Jurors began deliberations Monday in the penalty phase of the trial of a convicted felon who fatally stabbed his ex-girlfriend along Interstate 10 in Whitewater and, four months later, strangled his 82-year-old cell mate at the Smith Correctional Facility in Banning.
Rigoberto Villanueva, 42, of Fontana could be sentenced to death for the 2016 killings of Rosemary Barrasa, 37, and Tom Carlin.
A Riverside jury convicted Villanueva last month of two counts of first-degree murder and found true a special circumstance allegation of taking multiple lives, making the defendant eligible for capital punishment.
The same jury heard testimony in the penalty phase of the trial over the last week, and after the prosecution and defense made their final summations early Monday afternoon, Riverside County Superior Court Judge Mac Fisher sent the panel behind closed doors at the Riverside Hall of Justice to deliberate.
Villanueva is being held without bail at the Robert Presley Detention Center in Riverside.
According to prosecutors, the 6-foot, 2-inch, 300-pound defendant had been in a relationship with Barrasa in the late 1990s, and in the fall of 2015, he persuaded her to join him at his brother’s residence in Salida, in Northern California.
Deputy District Attorney Anthony Orlando said that the defendant and Barrasa lived together at the property over the ensuing six months, and during that time, Villanueva became abusive, inflicting injuries to the victim’s arms and legs and cutting away some of her hair.
During an argument on April 30, 2016, the defendant ordered Barrasa to leave the house, and she complied, heading to Fontana to stay with a friend. Orlando wrote in a trial brief that within a week of her leaving, Villanueva went searching for the victim and arrived in the Inland Empire on May 7. Several days later, he located Barrasa at her friend’s residence.
“The defendant expressed that Barrasa had his heart, which Barrasa responded to by laughing,” Orlando said. “However, Barrasa seemed happy after talking with the defendant.”
Despite being happy to see him, the victim told friends that she was concerned about Villanueva’s behavior, and at least one witness recalled Barrasa hesitating to get into his car on the night of May 11, 2016, according to the prosecution.

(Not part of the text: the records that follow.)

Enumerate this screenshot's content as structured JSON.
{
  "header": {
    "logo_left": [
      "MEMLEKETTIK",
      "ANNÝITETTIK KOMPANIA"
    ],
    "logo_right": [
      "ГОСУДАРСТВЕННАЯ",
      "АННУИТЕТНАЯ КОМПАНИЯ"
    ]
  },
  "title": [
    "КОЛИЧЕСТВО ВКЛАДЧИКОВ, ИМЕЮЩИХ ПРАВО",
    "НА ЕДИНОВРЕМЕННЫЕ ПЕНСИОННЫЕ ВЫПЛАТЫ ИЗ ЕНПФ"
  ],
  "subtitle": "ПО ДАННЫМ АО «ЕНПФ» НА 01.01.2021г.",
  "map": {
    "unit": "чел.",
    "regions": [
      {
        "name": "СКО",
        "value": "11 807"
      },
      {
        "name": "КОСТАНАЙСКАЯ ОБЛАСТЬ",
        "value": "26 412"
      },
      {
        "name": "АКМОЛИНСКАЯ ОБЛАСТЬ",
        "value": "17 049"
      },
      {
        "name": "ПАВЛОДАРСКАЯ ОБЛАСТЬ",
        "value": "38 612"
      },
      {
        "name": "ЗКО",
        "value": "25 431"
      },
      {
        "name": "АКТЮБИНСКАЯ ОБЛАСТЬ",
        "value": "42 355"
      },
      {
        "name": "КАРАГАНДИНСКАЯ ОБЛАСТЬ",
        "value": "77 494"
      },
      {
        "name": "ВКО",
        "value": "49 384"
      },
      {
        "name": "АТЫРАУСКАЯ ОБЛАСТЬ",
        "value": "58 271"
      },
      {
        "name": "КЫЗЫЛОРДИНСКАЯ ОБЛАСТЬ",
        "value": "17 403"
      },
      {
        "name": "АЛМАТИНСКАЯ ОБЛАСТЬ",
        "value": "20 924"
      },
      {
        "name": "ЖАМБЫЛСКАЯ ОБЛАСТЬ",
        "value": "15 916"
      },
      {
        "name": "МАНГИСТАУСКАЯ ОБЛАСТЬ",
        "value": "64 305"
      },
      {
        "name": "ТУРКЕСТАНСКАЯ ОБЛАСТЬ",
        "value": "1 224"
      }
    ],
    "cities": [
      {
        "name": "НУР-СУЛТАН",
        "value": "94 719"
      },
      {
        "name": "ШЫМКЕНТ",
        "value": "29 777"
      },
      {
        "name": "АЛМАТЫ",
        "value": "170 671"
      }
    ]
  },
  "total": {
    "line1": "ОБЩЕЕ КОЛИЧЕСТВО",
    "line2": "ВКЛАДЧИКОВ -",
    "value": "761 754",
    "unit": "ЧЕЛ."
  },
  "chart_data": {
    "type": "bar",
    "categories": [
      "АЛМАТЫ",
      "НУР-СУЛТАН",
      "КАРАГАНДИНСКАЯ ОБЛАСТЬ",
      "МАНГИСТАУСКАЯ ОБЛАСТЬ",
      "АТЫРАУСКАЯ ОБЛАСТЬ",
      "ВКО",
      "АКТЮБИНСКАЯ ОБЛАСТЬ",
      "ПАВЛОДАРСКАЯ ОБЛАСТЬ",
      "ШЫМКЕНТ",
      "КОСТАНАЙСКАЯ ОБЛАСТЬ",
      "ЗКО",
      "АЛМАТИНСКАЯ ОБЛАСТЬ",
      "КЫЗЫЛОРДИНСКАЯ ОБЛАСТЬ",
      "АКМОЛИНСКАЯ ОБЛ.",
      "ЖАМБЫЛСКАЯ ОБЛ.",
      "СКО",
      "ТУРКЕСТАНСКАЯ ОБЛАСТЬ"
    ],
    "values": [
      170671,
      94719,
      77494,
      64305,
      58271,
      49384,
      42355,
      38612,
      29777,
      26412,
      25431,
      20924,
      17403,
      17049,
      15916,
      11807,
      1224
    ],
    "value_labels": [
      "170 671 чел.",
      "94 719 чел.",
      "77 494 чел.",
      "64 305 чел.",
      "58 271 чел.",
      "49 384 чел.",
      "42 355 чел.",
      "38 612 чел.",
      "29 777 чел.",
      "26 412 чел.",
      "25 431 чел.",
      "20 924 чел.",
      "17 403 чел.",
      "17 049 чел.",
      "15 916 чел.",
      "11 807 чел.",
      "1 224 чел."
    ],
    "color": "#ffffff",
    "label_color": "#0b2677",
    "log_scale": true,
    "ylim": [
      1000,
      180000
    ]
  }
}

Shortly before 2 a.m. on May 12, Barrasa’s body was located in Villanueva’s sedan, which appeared to have crashed on eastbound Interstate 10, near Tipton Road, in Whitewater.
Barrasa had been stabbed 34 times with a screwdriver, with the wounds patterned like an X across her upper body, according to Orlando.
California Highway Patrol officers encountered Villanueva a quarter-mile west of the scene, walking in the freeway center median. When they attempted to question him, the defendant took off running and resisted officers when they caught up to him, prompting them to use a stun gun to gain control and handcuff him, according to the CHP.
Villanueva was immediately jailed and charged with Barrasa’s murder. He was paired with Carlin in Housing Unit 17 at the Smith Correctional Facility, according to court papers.
Other inmates described Villanueva as extremely moody and sometimes physically aggressive — a deep contrast with Carlin, who was “happy-go-lucky” and generally liked by the men in his cell block, according to the brief.
One inmate told sheriff’s investigators that in the days leading up to Carlin’s murder, Villanueva had suggested his cell mate was a child molester, even though the senior was charged with felonious assault and making criminal threats, not sexual offenses. Villanueva also conveyed to the same inmate that he wanted to “choke” Carlin, according to the brief.
The prosecution said that on the afternoon of Sept. 17, 2016, Villanueva knotted a bed sheet and used it to strangle the victim, trying to make it appear as though the elder had hung himself while sitting on the bedside commode.
The defendant called deputies to report the bogus suicide, and correctional deputies attempted to resuscitate Carlin, but it was too late.
Villanueva was charged with the murder and was relocated to a high security unit at the Robert Presley Detention Center.